Tweets were mined using the tweepy library for python. Tweets are stored in precogTask
db in the tweetCollection
collection.
Script : 1-tweetMining.py
The Script collects only English tweets. The nicest part is that it will not stop unless it has collected the required number of tweets. The output on the terminal is the tweet being worked on. I was surprised to see more non-english tweets than english tweets
I used the NLTK library to find the named entities. A new collection of named entities and the tweets that they appear is made(precogTask.namedEntitiesCollection)
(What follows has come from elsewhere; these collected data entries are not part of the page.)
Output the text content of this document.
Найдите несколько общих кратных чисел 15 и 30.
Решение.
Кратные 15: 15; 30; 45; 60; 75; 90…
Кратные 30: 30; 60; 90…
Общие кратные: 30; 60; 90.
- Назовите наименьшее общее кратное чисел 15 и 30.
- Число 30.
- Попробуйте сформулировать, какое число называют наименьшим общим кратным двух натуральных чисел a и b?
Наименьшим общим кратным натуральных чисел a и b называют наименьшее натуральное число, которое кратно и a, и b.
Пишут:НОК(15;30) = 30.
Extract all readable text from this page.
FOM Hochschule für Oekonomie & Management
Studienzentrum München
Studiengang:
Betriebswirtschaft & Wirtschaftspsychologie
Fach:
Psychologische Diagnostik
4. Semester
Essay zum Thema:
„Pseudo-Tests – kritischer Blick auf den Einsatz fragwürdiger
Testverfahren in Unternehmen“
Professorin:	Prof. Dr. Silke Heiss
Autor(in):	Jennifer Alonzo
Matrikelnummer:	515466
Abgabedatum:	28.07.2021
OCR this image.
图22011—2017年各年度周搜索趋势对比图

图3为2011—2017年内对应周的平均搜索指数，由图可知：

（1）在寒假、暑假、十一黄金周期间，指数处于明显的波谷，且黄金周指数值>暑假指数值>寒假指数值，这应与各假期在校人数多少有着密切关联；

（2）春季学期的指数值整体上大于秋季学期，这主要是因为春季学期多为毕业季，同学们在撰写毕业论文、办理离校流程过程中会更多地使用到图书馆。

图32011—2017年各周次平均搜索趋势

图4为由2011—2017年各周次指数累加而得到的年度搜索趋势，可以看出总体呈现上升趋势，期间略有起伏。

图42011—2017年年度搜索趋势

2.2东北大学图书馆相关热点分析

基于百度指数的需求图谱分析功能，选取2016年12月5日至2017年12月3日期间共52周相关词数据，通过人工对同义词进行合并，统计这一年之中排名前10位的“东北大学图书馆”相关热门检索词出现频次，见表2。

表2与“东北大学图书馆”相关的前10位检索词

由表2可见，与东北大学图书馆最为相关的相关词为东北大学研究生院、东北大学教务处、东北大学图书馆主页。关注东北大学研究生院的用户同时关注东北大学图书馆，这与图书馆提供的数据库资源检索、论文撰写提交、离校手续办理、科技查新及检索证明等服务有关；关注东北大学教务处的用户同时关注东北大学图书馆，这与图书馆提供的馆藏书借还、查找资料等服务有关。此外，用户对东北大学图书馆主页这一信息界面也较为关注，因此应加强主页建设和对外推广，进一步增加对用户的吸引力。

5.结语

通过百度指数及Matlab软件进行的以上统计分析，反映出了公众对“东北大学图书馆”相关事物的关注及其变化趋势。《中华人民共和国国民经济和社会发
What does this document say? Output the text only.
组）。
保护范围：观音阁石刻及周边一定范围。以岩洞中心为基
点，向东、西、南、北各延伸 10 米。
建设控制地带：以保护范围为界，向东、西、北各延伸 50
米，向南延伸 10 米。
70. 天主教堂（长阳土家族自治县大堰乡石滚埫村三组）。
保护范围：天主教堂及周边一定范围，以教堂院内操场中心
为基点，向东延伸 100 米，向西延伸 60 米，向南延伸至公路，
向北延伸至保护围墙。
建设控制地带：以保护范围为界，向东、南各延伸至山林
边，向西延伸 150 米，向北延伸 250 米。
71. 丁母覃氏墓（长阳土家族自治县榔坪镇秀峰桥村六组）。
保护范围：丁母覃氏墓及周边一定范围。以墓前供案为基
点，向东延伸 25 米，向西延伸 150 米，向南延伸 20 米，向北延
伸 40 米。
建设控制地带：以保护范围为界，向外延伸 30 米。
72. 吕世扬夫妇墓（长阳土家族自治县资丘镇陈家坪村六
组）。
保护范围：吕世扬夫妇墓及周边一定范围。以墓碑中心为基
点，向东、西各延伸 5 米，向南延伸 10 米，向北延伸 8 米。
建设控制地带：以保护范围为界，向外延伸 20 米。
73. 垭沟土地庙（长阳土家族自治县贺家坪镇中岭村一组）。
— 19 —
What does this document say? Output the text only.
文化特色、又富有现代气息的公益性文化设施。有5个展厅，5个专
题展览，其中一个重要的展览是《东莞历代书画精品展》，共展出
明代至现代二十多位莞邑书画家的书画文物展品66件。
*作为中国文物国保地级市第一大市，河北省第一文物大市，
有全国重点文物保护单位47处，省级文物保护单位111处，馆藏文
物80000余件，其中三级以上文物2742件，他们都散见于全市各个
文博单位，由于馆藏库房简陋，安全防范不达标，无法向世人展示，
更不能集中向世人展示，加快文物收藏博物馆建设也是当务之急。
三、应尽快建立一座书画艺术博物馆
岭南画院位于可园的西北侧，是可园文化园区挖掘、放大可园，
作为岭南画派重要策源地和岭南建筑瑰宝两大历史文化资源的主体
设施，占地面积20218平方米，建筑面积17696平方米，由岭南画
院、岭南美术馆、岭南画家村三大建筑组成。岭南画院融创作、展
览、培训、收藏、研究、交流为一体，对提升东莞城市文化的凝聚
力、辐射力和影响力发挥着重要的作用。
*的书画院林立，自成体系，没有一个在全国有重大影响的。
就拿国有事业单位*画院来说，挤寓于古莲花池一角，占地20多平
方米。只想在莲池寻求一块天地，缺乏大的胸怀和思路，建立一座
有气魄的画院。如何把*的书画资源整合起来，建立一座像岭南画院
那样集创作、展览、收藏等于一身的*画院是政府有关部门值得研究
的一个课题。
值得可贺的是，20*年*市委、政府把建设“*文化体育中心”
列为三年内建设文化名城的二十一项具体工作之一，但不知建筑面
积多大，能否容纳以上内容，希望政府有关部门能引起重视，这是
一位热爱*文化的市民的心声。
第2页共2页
It will also print the 5 most freqently named entities
Script: 2-namedEntities.py
newsapi.org
used to get news relevant to named entities.
Text from news is not extracted here
It'll be done later(in task 4) using Newspaper
library
Script : 3-newsExtraction.py
First, I extract all the text from the news article(link generated in Task 3)
Sentiment analysis done using TextBlob. Newspaper urls that are not proper articles are ignored
word, tweet and article sentiment polarity are stored in collection neTweetArticleSentiment
script : 4-sentimentAnalysis.py
Representation of previous data: Average sentiment
For the temporal, spatial and content analysis, I cannot use the existing tweet data obtained from Task 1. The reason is that I used a stream sample to generate data, to ensure randomness. A stream gives realtime data, and hence the timespan is too less to generate any useful temporal analysis.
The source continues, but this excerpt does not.